New air strikes on Syria's Aleppo kill dozens

Hundreds have been killed during the past week as regime aircraft have dropped TNT-filled barrels on Aleppo.

A woman carrying oranges walks past debris at a site damaged by what activists said was an air raid by forces loyal to Syrian President Bashar Al-Assad, at Masaken Hanano in Aleppo, December 22, 2013. PHOTO: REUTERS

DAMASCUS:
Syrian regime helicopters bombarded residential areas of the divided city of Aleppo with crude explosive-filled barrels, killing dozens of people in a tactic widely condemned as unlawful.

The Syrian Observatory for Human Rights said six children were among 56 people killed in so-called barrel bomb attacks and airstrikes in Aleppo and neighbouring villages.

Hundreds have been killed during the past week as regime aircraft have dropped TNT-filled barrels on Aleppo, now largely reduced to rubble, activists, medics and other witnesses said.

The Observatory said the raids killed at least 56 people, including seven rebel fighters and six children, in several opposition neighbourhoods of Aleppo city as well as nearby villages Atareb and Marea, adding the number was likely to rise.

Its director Rami Abdel Rahman said President Bashar al-Assad's regime "is trying to turn people in opposition areas against the rebels. It is killing and forcing people to flee in order to secure that goal".

The Aleppo Media Centre network of citizen journalists also expressed concern about the bombing of the Hanano neighbourhood, saying a bus had been struck, "leaving no survivors".

Aleppo has been split between opposition and government forces since a massive rebel assault in the summer of 2012.

The Syrian Revolution General Commission activist network described "mass flight to the countryside, despite the intense cold," and said the dead included two ambulance workers.

Aleppo's opposition Provincial Council said schools in rebel-held areas would be closed for a week because of "systematic, deliberate bombing," after two schools were hit Sunday.

The Observatory meanwhile reported an airstrike struck the Syrian side of the Bab al-Hawa border crossing with Turkey, causing no casualties. The bombing prompted Turkey to close the crossing, which is vital for the flow of humanitarian assistance.

The main opposition National Coalition lashed out at the regime offensive, renewing calls for a no-fly zone.

In a statement late Sunday, Munzer Aqbiq, an adviser to the Coalition's president, said: "Until Assad's warplanes are stopped, the humanitarian disaster, regional instability, and the rise of extremism will only continue to get worse."

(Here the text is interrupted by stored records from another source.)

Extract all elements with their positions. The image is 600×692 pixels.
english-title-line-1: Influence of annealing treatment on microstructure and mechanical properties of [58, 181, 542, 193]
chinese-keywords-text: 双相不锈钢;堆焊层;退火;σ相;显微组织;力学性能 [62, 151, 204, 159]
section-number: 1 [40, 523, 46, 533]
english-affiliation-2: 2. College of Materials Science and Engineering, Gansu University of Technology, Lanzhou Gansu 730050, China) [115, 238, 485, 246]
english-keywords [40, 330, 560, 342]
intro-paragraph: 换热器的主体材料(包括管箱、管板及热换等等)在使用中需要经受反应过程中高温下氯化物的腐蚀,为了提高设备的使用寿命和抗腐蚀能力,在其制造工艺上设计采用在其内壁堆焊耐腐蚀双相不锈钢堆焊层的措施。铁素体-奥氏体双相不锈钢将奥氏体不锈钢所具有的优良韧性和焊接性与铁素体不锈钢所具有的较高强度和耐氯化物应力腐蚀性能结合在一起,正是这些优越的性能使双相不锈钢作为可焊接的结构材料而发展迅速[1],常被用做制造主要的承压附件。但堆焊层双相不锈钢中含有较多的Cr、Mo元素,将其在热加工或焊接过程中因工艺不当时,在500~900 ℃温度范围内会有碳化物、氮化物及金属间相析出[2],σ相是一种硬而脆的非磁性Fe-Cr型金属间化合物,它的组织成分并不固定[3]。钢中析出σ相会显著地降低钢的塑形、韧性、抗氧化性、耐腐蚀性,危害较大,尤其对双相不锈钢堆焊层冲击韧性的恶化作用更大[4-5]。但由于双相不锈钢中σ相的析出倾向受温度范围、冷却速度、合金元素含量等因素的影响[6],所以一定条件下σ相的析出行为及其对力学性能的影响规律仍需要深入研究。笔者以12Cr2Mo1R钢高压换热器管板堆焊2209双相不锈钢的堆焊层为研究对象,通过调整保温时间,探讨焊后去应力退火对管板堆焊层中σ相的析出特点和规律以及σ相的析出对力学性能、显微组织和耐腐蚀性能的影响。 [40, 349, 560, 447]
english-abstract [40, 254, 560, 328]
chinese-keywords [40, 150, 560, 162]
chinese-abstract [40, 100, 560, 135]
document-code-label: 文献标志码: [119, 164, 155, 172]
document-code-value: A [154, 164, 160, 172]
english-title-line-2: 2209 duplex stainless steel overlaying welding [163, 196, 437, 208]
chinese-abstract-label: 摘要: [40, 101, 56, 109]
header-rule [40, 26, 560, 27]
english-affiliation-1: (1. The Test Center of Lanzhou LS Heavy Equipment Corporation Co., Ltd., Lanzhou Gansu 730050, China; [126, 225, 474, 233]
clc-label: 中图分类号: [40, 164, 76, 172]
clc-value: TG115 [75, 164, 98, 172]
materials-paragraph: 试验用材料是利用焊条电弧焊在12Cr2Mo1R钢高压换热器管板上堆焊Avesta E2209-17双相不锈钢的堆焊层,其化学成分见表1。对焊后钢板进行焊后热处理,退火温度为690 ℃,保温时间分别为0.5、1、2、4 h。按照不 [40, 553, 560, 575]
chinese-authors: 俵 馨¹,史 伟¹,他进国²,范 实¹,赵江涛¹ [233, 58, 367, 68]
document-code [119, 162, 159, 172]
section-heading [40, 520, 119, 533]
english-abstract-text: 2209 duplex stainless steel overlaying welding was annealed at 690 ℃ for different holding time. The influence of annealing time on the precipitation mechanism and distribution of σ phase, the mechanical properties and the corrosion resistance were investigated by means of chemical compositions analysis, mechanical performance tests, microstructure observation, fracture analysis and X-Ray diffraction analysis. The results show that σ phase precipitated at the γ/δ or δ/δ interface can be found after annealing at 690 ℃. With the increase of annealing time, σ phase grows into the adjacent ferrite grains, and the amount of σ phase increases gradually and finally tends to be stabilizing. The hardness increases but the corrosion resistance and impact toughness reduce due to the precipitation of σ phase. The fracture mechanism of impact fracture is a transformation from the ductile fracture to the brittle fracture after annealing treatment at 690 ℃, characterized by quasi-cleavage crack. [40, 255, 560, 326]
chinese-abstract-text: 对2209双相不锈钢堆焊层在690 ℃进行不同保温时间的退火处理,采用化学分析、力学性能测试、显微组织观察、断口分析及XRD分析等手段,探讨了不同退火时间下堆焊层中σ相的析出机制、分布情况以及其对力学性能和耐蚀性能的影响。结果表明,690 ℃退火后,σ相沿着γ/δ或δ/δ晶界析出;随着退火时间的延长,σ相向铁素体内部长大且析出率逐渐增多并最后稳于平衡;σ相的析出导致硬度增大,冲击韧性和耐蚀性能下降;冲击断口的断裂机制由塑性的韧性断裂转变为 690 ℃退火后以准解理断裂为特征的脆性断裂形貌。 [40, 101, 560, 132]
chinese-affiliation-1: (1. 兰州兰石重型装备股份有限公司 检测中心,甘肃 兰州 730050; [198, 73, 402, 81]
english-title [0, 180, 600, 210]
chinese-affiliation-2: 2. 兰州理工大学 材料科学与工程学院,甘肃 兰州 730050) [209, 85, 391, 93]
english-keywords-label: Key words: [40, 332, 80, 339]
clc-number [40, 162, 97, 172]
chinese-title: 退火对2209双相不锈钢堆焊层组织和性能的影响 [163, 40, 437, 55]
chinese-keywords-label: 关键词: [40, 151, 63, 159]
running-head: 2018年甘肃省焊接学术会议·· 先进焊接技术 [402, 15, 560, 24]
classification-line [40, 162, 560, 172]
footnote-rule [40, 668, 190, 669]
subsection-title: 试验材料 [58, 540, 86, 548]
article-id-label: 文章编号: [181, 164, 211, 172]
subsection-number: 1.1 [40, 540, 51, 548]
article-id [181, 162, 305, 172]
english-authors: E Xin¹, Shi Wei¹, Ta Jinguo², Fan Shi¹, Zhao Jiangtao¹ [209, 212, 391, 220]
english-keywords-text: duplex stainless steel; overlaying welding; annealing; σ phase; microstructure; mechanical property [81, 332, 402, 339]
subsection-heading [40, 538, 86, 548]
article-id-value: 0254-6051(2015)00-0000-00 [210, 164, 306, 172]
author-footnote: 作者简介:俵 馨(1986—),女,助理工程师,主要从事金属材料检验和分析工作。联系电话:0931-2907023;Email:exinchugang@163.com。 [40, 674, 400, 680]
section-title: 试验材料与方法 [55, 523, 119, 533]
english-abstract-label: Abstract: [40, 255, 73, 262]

On Saturday, Human Rights Watch accused government troops of using weapons and tactics that fail to distinguish between civilians and combatants, making such attacks "unlawful".

One security source has denied the regime uses such bombs, while another has told AFP the air force prefers them because they are "cheaper."


Elsewhere in Syria, a car bombing in the Shiite village of Omm al-Amd in the central province of Homs killed eight, including six schoolchildren, state media reported.

The Observatory, a Britain-based group which relies on activists and other witnesses inside Syria, reported a toll of at least 20, including seven children.

It said Omm al-Amd is home to a Shia community that backs Assad, unlike the majority Sunni rebels fighting to topple him.

An estimated 126,000 people have been killed in the conflict since March 2011.

The International Committee of the Red Cross said another half-million people have been wounded, millions displaced and tens of thousands detained.

"The wounded are often not cared for properly and the chronically ill often do not receive the treatment they need," ICRC chief Magne Barth said, as the group again urged both sides to allow humanitarian aid to reach civilians.

Barth said authorities were preventing access to rebel-held areas besieged by loyalist forces.

The situation is especially grim for the sick and wounded in areas of fierce fighting, such as Aleppo, where a young Reuters freelance photographer, Molhem Barakat, was killed on Friday.

According to Reporters Without Borders, Syria is the world's most dangerous country for journalists, with 27 professionals and 93 citizen journalists killed.

Also in Aleppo, Red Crescent volunteers escorted seven detainees out of the city's central prison after authorities decided to release 366 prisoners "for humanitarian reasons," said the Observatory.

The remains of British doctor Abbas Khan, who died in a Syrian jail, were meanwhile flown back to London on Sunday.

British authorities and Khan's family have accused his jailers of killing him days before he was to be released.

Damascus says he committed suicide in prison.

The doctor's sister Sara told Sky News Sunday it was "absolutely despicable that the Syrians feel that they can give us multiple explanations for his death."

British Prime Minister David Cameron wrote to the family, meanwhile, saying that Damascus must "answer for" his "sickening" death, according to a government source.